Figure 4Figure 4 VMware supports the creation of several virtual machines. Click the Power On button to start each system.

The virtual machine is in fact the ideal solution for local development support environments. The physical PC can always stay locked and stable according to IT requirements, and virtual machines can be used for testing and development. Developers can be local administrators of the virtual machines, while being simple users in the physical machine. And since every virtual machine can be treated as a physical machine within the network—a machine that can communicate with others either virtual or physical—IT can manage it the same way it manages all other machines (see Figure 5). In fact, IT can even send a command to the physical machine to wake up a virtual machine before initiating a software deployment—a sort of virtual "wake-on-LAN" feature.

Figure 5Figure 5 The virtual machine lets you operate another instance of an operating system within your physical workstation.

Even better, since the virtual machine is only really a series of files within a special folder structure, it's a simple thing to copy and duplicate the operating systems that are installed inside them. This "disk image" capture of a virtual machine is very easy to perform. Several such images can be created when staging a virtual machine: Windows 2000 without service packs, with SP1, with SP2, with Active Directory, etc. It's even possible to apply Windows staging practices to these "disk images," allowing the duplication of a given image with a new name, new configuration, and so on. Thus IT can create one single virtual machine and deploy it to a number of developers through the use of Windows' System Preparation Tool (SysPrep.EXE).

Virtual machines are also easy to back up and restore. Since it's only a matter of copying a set of files, the developer can make regular backups at critical phases of the development project. If anything goes wrong, it's easy to return to an older version of the machine: Simply delete the current one and activate the older one. Once it's powered on, the original machine is back online.

VMware software doesn't just support the development environment. It can be used for several different situations—PC simulation for deployment testing, server simulation for consolidation purposes, application migration, software demonstration, training, legacy application support, you name it. The possibilities are endless.

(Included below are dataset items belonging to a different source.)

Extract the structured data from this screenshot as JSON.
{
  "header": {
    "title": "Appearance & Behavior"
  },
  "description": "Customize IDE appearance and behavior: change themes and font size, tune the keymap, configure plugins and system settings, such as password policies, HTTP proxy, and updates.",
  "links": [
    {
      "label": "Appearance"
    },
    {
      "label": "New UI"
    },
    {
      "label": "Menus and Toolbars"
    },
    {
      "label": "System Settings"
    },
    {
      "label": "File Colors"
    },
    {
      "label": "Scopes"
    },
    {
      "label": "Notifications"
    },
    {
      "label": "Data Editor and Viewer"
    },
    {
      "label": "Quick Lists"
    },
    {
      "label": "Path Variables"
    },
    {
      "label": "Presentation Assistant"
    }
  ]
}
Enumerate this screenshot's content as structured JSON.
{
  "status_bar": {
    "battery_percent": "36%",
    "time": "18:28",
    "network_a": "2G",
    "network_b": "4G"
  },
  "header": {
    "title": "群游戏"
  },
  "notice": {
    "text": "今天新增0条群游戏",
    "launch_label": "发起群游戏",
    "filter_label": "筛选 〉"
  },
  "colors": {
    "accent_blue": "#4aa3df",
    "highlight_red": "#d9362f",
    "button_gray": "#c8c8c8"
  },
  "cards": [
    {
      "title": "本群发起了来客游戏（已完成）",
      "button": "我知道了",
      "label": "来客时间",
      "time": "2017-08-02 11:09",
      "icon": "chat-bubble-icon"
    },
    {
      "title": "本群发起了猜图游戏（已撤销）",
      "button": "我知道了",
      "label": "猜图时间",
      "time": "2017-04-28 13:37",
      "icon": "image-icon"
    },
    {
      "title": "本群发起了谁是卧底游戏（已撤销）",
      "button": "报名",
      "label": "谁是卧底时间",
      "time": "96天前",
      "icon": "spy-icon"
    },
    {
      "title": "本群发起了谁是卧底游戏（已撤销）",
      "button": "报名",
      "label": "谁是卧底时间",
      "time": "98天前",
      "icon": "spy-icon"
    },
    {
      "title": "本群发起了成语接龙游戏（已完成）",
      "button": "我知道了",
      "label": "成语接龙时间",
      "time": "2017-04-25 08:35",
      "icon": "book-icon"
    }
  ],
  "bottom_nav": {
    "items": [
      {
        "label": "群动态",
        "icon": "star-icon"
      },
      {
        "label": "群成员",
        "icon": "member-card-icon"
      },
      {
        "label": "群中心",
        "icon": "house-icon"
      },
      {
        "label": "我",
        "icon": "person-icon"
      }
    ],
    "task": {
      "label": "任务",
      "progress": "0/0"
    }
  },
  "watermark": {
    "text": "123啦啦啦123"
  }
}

A single license of VMware is required per physical machine, but a specific license is required for each operating system you install, even if you consider it the same machine. In actual fact, a single license is required for each machine you operate at a given time. If your system supports the operation of the physical system plus two virtual machines at once, two additional licenses are required for the operating system.

For $299 per PC, VMware Workstation 3.1 offers an ideal solution for the support of Windows and other development environments. This product finally offers IT full mastery of the local development environment. Coupled with the soft lock, the use of virtual machines can ensure complete satisfaction for both IT and developers. The return on investment is also almost immediate through productivity gains for both developers and IT. Finally, each can concentrate on their own tasks without hampering the other.